Once your pieces of clay are bone dry, weigh out an amount of dried clay. You can weigh out whatever quantity you like. Just choose an amount that it’s going to be easy for you to work out percentages for.
I usually weigh out 1lb (16 oz), but you can use ½ lb. if you want to make a smaller amount of slip. If you use a smaller amount of clay, you can use a smaller quantity of stain for your test tile.
When you have weighed out your clay, break up the pieces and put them in a container. Then add enough water to cover each piece of clay. Let this mixture sit for a couple of days to slake down.
Once the bone dry clay has broken down in the water, blend the mixture with a hand blender.
Getting The Right Thickness of Slip
I usually transfer the slip into a container that it will be easier to mix the stain into. This is any narrow container with a smooth surface on the inside.
The smooth surface ensures that you don’t get patches of slip that have not blended with the stain. Add a little water so the stain is the consistency of thick cream.

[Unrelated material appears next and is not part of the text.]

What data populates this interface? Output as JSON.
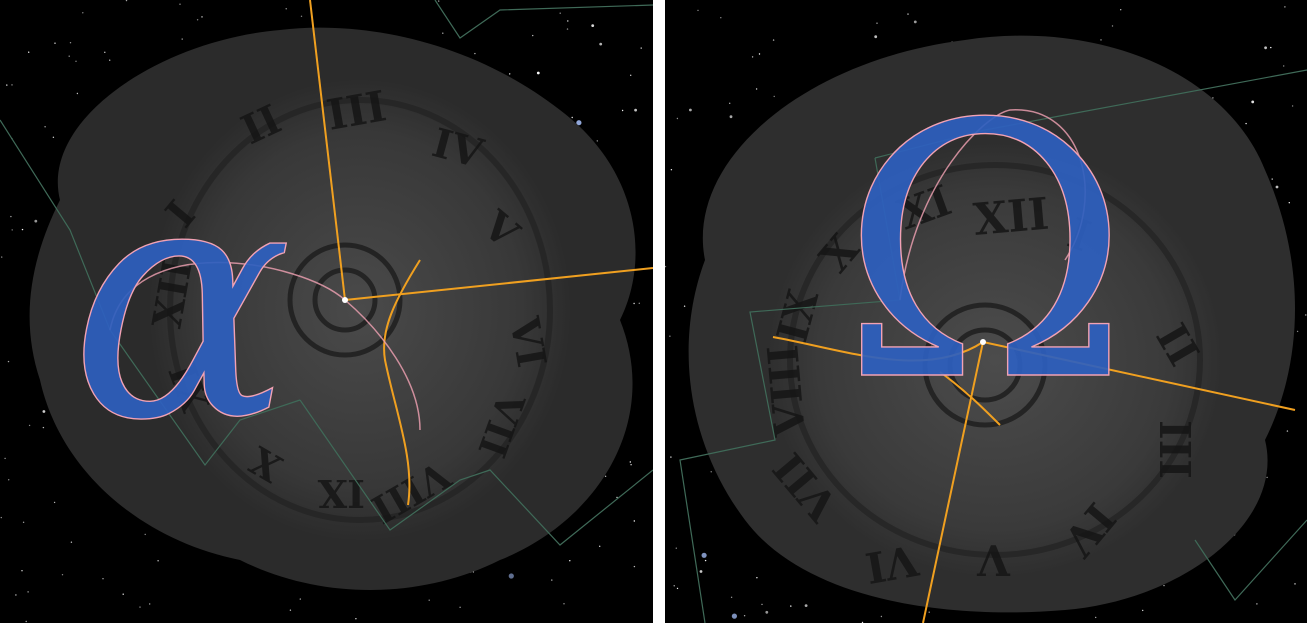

Working Out Your Percentages of Stain
Choose what percentages of stain you want to test the color of. I usually test 8 different ratios of stain to clay between 2 and 20%.
Then you need to work out the weight of the stain for each of these percentages. Let’s assume you have used 1lb of bone dry clay in your slip. This is equal to 16oz of clay.

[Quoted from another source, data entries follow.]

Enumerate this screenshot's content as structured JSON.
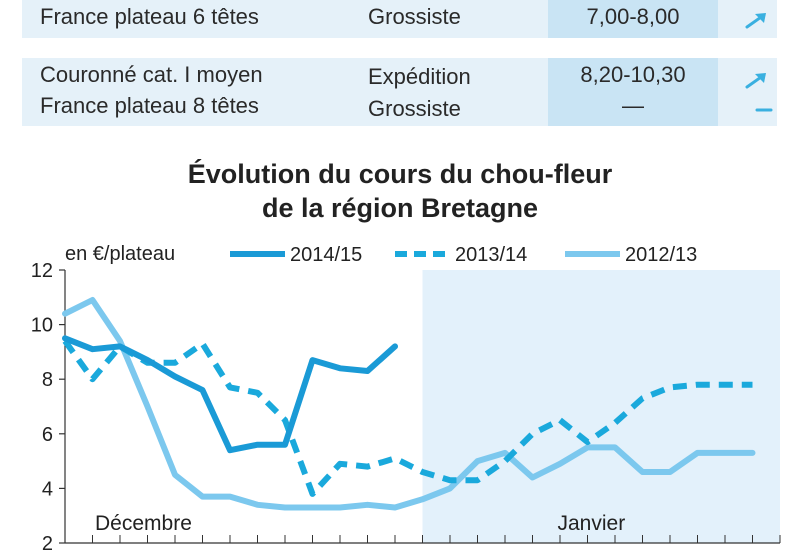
{
  "table": {
    "rows": [
      {
        "product": [
          "France plateau 6 têtes"
        ],
        "market": [
          "Grossiste"
        ],
        "price": [
          "7,00-8,00"
        ],
        "trend": [
          "up"
        ]
      },
      {
        "product": [
          "Couronné cat. I moyen",
          "France plateau 8 têtes"
        ],
        "market": [
          "Expédition",
          "Grossiste"
        ],
        "price": [
          "8,20-10,30",
          "—"
        ],
        "trend": [
          "up",
          "flat"
        ]
      }
    ],
    "trend_color": "#3ab0e0"
  },
  "chart_data": {
    "type": "line",
    "title": [
      "Évolution du cours du chou-fleur",
      "de la région Bretagne"
    ],
    "unit_label": "en €/plateau",
    "ylim": [
      2,
      12
    ],
    "yticks": [
      "2",
      "4",
      "6",
      "8",
      "10",
      "12"
    ],
    "xlim": [
      0,
      26
    ],
    "periods": [
      {
        "label": "Décembre",
        "x_start": 0,
        "x_end": 13
      },
      {
        "label": "Janvier",
        "x_start": 13,
        "x_end": 26
      }
    ],
    "grid": false,
    "legend_position": "top",
    "series": [
      {
        "name": "2014/15",
        "style": "solid",
        "color": "#1a9ad6",
        "x": [
          0,
          1,
          2,
          3,
          4,
          5,
          6,
          7,
          8,
          9,
          10,
          11,
          12
        ],
        "y": [
          9.5,
          9.1,
          9.2,
          8.7,
          8.1,
          7.6,
          5.4,
          5.6,
          5.6,
          8.7,
          8.4,
          8.3,
          9.2
        ]
      },
      {
        "name": "2013/14",
        "style": "dashed",
        "color": "#1aa9dc",
        "x": [
          0,
          1,
          2,
          3,
          4,
          5,
          6,
          7,
          8,
          9,
          10,
          11,
          12,
          13,
          14,
          15,
          16,
          17,
          18,
          19,
          20,
          21,
          22,
          23,
          24,
          25
        ],
        "y": [
          9.4,
          8.0,
          9.2,
          8.6,
          8.6,
          9.3,
          7.7,
          7.5,
          6.5,
          3.8,
          4.9,
          4.8,
          5.1,
          4.6,
          4.3,
          4.3,
          5.0,
          6.0,
          6.5,
          5.7,
          6.4,
          7.3,
          7.7,
          7.8,
          7.8,
          7.8
        ]
      },
      {
        "name": "2012/13",
        "style": "solid",
        "color": "#7cc8ee",
        "x": [
          0,
          1,
          2,
          3,
          4,
          5,
          6,
          7,
          8,
          9,
          10,
          11,
          12,
          13,
          14,
          15,
          16,
          17,
          18,
          19,
          20,
          21,
          22,
          23,
          24,
          25
        ],
        "y": [
          10.4,
          10.9,
          9.4,
          7.0,
          4.5,
          3.7,
          3.7,
          3.4,
          3.3,
          3.3,
          3.3,
          3.4,
          3.3,
          3.6,
          4.0,
          5.0,
          5.3,
          4.4,
          4.9,
          5.5,
          5.5,
          4.6,
          4.6,
          5.3,
          5.3,
          5.3
        ]
      }
    ]
  }
}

If the first percentage of stain you are testing is 2%, then work out 2% of the weight of the clay. 2% of 16 oz is 0.32oz. So, to start off, you would add 0.32oz of stain to the clay slip and see how that looks.

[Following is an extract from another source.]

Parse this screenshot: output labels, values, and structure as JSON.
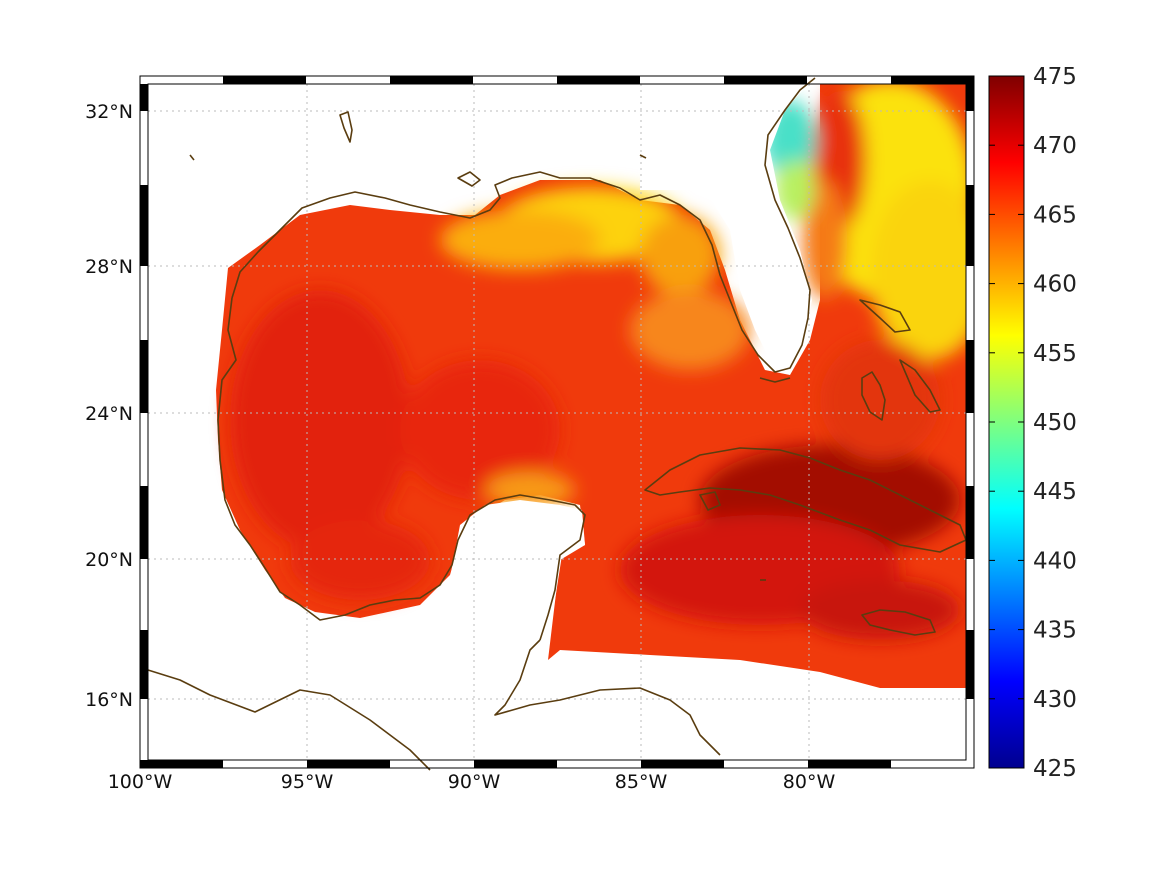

It’s helpful to work out your percentages before you start mixing your stain with your clay. It stops you from getting in a muddle with your math when you are handling your stains and slip.
Here is the chart I use when I’m making my colored slip test tiles.
Note: Each time I’m adding stain to the mix, I’m adding to the amount of stain already in the slip. Say, for example, I want to see what 8% of the stain looks like, and I’ve already added 3%. I would just need to add a further 5% on top of the 3% that is already in the slip. Adding 5% to 3% would make an 8% stain.
Adding the Stain to the Slip
Once I’m all square with my calculations, then I start adding the stain to the slip. It’s important to wear a respirator when handling powdered ceramic products.
Weigh out the quantity of stain you need, and then carefully add it to the container of slip. Mix this in gently with a spoon, before you use a blender. This will stop the stain from going into the surrounding air.
Mix the stain in with your hand blender thoroughly. Then using a mop brush, paint a strip of the slip-on your test tile.
Next, weigh out your next quantity of stain. Remember you are adding stain to what is already in the slip.
Repeat the above process of mixing the stain in with the slip and painting a strip on your tile.
Eventually, you will have painted a row of colored slip strips on your tile. These will show you what the different percentages of stain look like.
When the clay tile is dry, you can write the percentages for reference. I write this on with an underglaze pencil. But, you could scratch it in with a needle tool as well, when the clay is leather hard.
Firing your Colored Slip Test Tile
Once the test tile is dry, you can fire it. After it has been bisque fired, I paint half of the strip with a clear glaze and then glaze fire. This will give you a record of how much the stain darkens (if at all) when it is glazed.
Check out this full step-by-step video on how to make a test tile for colored slip.
If you are thinking about making colored clay with stains, you can also test out how much stain to add. The best way to do this is to make small sample pieces and label them. If you want to know more about how to make colored clay, have a look at this step-by-step guide.
This test tile will help you figure out how much stain to use in colored slip for future projects. If you use colored slip a lot, it’s very handy to make one of these, each time you use a new color. Plus, they look pretty!